Dango & Dienenthal Filtertechnik GmbH develops and manufactures filtration systems for liquids that are used in almost all industrial sectors. These systems filter, among other things, river water, cooling water, process water and other liquid media. The product range includes automatic and manual filtration systems as well as separators, such as the "Mussel Stop" system for combating mussel larvae, particularly zebra mussels, in industrial cooling systems.

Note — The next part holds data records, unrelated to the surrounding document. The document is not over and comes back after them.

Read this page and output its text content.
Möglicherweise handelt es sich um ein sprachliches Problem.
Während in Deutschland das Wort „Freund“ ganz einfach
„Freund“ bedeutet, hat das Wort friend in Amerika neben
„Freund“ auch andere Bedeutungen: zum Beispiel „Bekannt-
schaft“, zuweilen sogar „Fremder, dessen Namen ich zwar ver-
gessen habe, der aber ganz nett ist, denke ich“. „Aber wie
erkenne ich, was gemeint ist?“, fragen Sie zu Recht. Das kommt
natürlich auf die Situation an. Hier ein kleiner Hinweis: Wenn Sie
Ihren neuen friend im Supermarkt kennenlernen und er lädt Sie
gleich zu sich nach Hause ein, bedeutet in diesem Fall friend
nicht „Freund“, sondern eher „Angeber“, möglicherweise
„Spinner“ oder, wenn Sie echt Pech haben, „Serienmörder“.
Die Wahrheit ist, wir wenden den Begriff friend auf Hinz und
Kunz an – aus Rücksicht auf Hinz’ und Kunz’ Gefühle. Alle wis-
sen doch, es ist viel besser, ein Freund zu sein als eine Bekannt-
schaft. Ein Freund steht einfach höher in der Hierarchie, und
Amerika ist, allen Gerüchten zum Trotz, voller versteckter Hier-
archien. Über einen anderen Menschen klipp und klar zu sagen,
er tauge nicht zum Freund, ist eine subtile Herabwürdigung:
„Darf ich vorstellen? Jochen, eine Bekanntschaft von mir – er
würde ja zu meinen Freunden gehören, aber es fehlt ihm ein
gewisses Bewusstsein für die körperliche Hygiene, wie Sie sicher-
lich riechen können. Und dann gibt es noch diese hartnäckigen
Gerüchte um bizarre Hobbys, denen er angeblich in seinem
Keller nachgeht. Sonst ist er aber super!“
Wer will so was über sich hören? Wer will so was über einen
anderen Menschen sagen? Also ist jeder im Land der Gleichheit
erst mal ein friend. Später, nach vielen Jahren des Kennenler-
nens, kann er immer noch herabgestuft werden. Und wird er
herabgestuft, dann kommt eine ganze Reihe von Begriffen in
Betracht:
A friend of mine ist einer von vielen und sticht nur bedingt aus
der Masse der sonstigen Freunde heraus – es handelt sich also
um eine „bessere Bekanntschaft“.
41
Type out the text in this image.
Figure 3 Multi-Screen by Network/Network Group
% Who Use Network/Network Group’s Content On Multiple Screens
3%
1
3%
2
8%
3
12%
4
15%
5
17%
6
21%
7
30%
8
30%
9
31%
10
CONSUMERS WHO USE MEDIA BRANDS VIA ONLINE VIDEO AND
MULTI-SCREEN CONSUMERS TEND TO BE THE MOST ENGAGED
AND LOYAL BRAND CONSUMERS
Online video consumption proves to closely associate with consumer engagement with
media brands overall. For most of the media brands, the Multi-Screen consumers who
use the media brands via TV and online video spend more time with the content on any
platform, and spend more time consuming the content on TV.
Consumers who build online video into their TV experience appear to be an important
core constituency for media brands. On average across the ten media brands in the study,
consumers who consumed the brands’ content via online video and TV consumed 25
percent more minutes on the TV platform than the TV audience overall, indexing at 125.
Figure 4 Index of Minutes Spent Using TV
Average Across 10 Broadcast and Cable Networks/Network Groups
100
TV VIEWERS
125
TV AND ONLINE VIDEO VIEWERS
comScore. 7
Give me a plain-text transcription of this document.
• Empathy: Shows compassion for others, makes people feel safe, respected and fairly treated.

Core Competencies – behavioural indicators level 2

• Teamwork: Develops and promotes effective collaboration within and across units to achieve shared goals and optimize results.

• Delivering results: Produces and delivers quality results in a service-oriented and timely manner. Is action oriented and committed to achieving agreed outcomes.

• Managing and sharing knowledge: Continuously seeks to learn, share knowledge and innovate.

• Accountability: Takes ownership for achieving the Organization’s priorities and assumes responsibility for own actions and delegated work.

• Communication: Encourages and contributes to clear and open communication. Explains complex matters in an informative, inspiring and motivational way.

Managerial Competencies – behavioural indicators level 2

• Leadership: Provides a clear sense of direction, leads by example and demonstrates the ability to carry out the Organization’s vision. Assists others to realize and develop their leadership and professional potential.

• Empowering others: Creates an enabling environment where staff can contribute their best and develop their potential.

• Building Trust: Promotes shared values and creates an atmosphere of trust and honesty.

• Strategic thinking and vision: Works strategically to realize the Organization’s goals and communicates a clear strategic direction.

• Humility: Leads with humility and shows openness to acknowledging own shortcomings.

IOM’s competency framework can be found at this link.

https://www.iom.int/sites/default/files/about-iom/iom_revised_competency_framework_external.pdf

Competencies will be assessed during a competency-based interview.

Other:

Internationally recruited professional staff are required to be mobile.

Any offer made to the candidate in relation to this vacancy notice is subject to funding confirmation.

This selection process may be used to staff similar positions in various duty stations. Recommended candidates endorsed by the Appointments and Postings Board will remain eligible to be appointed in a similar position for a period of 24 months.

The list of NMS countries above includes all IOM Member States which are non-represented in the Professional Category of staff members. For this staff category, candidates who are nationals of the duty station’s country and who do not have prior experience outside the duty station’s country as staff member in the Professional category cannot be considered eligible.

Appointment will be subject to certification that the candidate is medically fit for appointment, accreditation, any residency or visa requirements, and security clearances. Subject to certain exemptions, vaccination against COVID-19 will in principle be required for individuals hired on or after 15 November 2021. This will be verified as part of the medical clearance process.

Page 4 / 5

Hencon B.V. focuses on the development, production, and maintenance of mobile special-purpose equipment for the aluminum, mining, and forestry industries. Hencon Forestry is the official distributor of John Deere forestry machines and serves roughly one-third of Germany's forested area as a sales and service partner.

TMT Tapping Measuring Technology GmbH, a joint venture of Dango & Dienenthal and Paul Wurth, manufactures taphole and measuring technology for blast furnaces and melting furnaces in metallurgy. The company provides products and services in taphole technology and measuring systems for blast furnaces and non-ferrous metallurgy, including the development, production, distribution, and maintenance of taphole machines and probes.